Beitragvon Stuntman Marc » So 9. Feb 2014, 21:41

Schweißen mache ich ja normal selber, aber nicht an der Außenhaut. Da lasse ich den Profi ran. Bedeutet sonst nur mehr Arbeit und Zeit.

Ja, etwas. Wobei ich nicht behaupten kann, dass die späteren Modelle besonders schlechter sind. Die Konstruktion der hinteren Radläufe ist einfach für'n Arsch! Das verwendete Dichtmittel wird völlig spröde und Salzwasser kann hervorragend eindringen. Das frist sich dann hoch. Der E36 323i von 1995 meines Arbeitskollegen ist soweit, dass ich durch das geschlossene Auto eine Mütze werfen kann. Das hintere Radhaus ist völligst fertig. ALLES! Türen gammeln. Wagenheberaufnahmen sind so durch, dass sie bereits nachgeben. Dementsprechend werden die Schweller großflächig im Arsch sein. Der hat 30.000 km weniger runter.
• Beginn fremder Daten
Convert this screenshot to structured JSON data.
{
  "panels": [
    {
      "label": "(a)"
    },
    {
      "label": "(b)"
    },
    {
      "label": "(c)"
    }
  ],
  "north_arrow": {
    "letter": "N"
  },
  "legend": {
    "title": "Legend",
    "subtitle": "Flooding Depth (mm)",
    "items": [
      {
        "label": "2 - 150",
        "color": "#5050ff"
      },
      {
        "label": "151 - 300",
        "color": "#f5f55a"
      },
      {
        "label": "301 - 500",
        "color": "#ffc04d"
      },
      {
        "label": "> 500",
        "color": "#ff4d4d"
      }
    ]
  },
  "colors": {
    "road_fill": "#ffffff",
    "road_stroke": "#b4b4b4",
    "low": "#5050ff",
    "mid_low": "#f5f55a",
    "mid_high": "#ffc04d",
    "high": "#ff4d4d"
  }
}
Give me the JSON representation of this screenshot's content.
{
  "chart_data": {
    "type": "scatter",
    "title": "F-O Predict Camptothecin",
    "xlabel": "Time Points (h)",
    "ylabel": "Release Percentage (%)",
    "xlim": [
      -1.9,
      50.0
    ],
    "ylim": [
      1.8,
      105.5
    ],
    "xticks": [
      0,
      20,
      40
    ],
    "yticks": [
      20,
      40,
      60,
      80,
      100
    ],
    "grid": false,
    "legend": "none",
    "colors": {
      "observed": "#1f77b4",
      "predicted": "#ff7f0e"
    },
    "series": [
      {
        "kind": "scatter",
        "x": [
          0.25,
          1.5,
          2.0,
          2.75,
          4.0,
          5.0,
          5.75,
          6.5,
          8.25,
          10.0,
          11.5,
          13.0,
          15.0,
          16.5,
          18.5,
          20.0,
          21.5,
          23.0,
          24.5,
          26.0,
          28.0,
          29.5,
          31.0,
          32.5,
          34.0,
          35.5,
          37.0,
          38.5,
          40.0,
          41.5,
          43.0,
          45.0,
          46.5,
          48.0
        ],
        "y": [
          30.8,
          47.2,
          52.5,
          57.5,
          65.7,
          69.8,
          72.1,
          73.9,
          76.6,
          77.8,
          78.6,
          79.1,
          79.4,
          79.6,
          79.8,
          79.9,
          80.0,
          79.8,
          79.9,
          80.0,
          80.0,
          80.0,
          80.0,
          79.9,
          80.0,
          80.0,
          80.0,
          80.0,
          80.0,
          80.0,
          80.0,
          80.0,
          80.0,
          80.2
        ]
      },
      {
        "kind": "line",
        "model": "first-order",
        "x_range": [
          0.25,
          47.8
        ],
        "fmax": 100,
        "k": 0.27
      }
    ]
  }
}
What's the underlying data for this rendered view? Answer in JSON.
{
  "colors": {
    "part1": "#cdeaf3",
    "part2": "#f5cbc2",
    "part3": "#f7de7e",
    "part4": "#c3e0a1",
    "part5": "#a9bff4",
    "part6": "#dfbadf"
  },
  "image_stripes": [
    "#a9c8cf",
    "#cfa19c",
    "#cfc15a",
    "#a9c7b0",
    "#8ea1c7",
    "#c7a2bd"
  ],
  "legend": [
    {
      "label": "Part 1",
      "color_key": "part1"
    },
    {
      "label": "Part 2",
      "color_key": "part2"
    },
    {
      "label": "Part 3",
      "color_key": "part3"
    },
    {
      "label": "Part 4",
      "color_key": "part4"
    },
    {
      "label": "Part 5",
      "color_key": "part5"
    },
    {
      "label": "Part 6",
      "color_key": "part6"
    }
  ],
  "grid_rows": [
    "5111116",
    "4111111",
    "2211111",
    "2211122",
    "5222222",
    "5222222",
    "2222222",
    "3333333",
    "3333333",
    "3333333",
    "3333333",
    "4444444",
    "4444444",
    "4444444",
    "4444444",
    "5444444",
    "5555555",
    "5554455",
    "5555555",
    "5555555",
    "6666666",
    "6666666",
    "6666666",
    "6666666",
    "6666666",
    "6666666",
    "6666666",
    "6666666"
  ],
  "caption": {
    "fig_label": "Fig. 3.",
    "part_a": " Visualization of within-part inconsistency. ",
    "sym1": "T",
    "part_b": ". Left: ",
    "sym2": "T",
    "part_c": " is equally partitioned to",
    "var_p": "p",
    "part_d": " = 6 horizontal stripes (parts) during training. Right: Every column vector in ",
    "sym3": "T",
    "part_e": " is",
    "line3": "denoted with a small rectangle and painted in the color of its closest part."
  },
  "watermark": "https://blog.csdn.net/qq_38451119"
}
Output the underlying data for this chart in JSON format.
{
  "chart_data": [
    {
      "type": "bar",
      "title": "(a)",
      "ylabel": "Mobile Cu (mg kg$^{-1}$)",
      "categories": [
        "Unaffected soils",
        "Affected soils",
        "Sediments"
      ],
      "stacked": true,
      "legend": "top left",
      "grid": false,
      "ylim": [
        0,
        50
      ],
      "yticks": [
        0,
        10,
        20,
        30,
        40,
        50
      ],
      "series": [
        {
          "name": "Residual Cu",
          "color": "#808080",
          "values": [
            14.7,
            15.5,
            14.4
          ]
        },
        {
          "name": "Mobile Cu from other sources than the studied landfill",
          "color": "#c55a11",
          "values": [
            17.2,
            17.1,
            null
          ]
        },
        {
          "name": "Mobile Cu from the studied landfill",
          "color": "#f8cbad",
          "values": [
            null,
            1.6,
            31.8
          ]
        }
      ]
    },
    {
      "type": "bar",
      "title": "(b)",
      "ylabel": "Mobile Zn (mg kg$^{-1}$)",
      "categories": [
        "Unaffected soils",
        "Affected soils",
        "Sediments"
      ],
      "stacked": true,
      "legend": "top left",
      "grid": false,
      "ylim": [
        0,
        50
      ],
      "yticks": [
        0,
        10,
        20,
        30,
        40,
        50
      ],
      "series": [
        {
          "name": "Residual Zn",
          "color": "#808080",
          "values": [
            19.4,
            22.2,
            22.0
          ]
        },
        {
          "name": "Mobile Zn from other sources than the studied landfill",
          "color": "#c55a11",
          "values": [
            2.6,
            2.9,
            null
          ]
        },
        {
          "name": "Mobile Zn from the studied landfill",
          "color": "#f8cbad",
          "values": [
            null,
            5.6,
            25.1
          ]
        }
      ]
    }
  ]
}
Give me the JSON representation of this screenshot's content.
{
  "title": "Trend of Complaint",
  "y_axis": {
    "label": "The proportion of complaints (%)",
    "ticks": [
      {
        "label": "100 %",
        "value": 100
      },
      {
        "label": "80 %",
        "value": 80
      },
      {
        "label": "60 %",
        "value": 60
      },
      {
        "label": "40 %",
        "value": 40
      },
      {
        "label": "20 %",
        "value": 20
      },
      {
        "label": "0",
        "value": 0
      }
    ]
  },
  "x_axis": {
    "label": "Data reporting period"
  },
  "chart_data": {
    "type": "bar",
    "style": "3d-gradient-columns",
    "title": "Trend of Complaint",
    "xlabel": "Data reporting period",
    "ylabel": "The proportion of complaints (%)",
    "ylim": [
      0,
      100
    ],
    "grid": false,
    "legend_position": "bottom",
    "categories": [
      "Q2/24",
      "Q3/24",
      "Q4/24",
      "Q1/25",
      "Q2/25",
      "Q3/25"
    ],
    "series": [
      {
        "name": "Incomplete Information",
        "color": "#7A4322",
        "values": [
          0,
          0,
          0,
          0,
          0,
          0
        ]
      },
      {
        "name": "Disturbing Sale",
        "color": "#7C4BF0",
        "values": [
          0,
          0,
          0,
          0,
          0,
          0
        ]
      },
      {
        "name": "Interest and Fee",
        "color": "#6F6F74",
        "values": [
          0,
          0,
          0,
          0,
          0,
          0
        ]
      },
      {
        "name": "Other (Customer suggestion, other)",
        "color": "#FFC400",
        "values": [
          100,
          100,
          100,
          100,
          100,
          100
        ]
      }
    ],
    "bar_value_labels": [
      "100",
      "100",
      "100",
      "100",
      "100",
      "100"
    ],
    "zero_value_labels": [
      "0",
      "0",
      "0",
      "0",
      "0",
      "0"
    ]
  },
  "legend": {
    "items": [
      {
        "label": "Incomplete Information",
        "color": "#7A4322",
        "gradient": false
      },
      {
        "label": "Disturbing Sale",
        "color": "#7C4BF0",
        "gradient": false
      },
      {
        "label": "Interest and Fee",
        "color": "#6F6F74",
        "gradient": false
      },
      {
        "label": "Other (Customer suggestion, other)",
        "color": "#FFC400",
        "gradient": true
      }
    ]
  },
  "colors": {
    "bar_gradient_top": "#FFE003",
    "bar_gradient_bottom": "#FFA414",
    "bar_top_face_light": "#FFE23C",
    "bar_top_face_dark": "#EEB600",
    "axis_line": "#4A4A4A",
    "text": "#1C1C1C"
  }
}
Kannst'e nur noch schlachten und den Rest wegschmeißen.

Alles eine Sache der Pflege. Ich wasche daher meinen E39 bei Salz-Wetter ein Mal die Woche. Und sonst höchstens alle zwei.


Morgen will ich den vorderen Federdom machen. Bis zum Wochenende will ich auf der anderen Seite anfangen. Da wartet auch noch Arbeit auf mich. Sieht aber allgemein besser aus. Die vordere Tür kann ich auch noch etwas entrosten.
Und dann wird konserviert, damit's nicht gleich wiederkommt. Denke für's Lackieren haben wir auch eine Lösung parat.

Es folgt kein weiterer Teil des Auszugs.